American citizen under charge for stealing data of 130m cards
In recent news of data theft in the United States, a man is charged with stealing data related to nearly 130 million credits and debit cards and termed it as the biggest identity theft in the American history. The man named Albert Gonzalez age 28 and his two Russian associates hacked into the payment systems of retailers, including the 7- Eleven chain.
They were planning to sale off that data, if convicted Gonzalez can face prison up to 20 years in jail for wire fraud and five years for conspiracy and would have to pay a fine of $250,000 for each of two charges.
In order to get into the card details, SQL Injection Attack was the technique used by Gonzalez. After identifying a specific deficiency in the security of the database a specially designed code is thus inserted into the network to access card details and a consumer can hardly protect his data. Edward Wilding a fraud investigator told it to be standard way to access personal data.

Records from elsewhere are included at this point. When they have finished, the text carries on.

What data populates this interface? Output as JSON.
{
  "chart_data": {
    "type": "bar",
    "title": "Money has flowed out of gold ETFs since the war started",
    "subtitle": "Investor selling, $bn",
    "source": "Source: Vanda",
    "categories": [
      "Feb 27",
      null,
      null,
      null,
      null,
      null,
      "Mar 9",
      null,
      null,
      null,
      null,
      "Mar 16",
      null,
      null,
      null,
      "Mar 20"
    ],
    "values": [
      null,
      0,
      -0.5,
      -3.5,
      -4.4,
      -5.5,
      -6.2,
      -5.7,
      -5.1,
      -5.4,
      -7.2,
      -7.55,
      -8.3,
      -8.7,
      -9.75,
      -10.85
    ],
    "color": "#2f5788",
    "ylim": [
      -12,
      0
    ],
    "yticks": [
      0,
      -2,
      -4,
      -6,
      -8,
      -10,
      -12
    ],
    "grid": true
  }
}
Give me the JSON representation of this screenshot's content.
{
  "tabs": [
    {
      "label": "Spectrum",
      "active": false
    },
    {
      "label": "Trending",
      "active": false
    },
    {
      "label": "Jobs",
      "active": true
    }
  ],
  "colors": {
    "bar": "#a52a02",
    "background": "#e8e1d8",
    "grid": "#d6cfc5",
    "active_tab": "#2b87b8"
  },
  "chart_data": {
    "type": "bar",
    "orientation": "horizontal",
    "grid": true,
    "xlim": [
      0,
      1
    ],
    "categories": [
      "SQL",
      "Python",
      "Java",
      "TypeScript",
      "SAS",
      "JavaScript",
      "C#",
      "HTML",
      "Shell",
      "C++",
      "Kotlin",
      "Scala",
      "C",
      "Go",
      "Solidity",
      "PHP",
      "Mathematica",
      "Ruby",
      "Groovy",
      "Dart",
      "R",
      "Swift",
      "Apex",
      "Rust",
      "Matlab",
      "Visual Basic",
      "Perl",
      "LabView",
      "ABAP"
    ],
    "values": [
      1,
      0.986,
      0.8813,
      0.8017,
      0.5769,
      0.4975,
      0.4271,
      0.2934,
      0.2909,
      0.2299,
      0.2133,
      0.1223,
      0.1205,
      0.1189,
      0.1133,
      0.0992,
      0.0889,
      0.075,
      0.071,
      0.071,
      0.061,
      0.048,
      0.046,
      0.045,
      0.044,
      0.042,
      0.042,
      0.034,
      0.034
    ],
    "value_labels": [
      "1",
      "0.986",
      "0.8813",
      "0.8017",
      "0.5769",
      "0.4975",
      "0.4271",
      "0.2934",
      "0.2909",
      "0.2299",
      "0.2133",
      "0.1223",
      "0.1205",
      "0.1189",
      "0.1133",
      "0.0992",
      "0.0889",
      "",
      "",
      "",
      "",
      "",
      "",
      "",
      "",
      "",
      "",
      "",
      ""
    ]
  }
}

In order to steal data, the group researched thought the credit and debit card systems used by their victims and attacked their networks and then transferred data to computer servers they kept for operation at California, Illinois, Latavia, the Netherlands and Ukraine. Gonzalez earlier used to be an informant with the US Secret Service to track hackers and is under custody on separate charges on stealing into the computer systems of a national restaurant chain and other eight retailers thus stole data related to 40 million credit cards.
Mr Gonzalez, who had once been an informant for the US Secret Service helping to track hackers, is already in custody on separate charges of hacking into the computer systems of a national restaurant chain and eight major retailers, including TJ Maxx, involving the theft of data related to 40 million credit cards.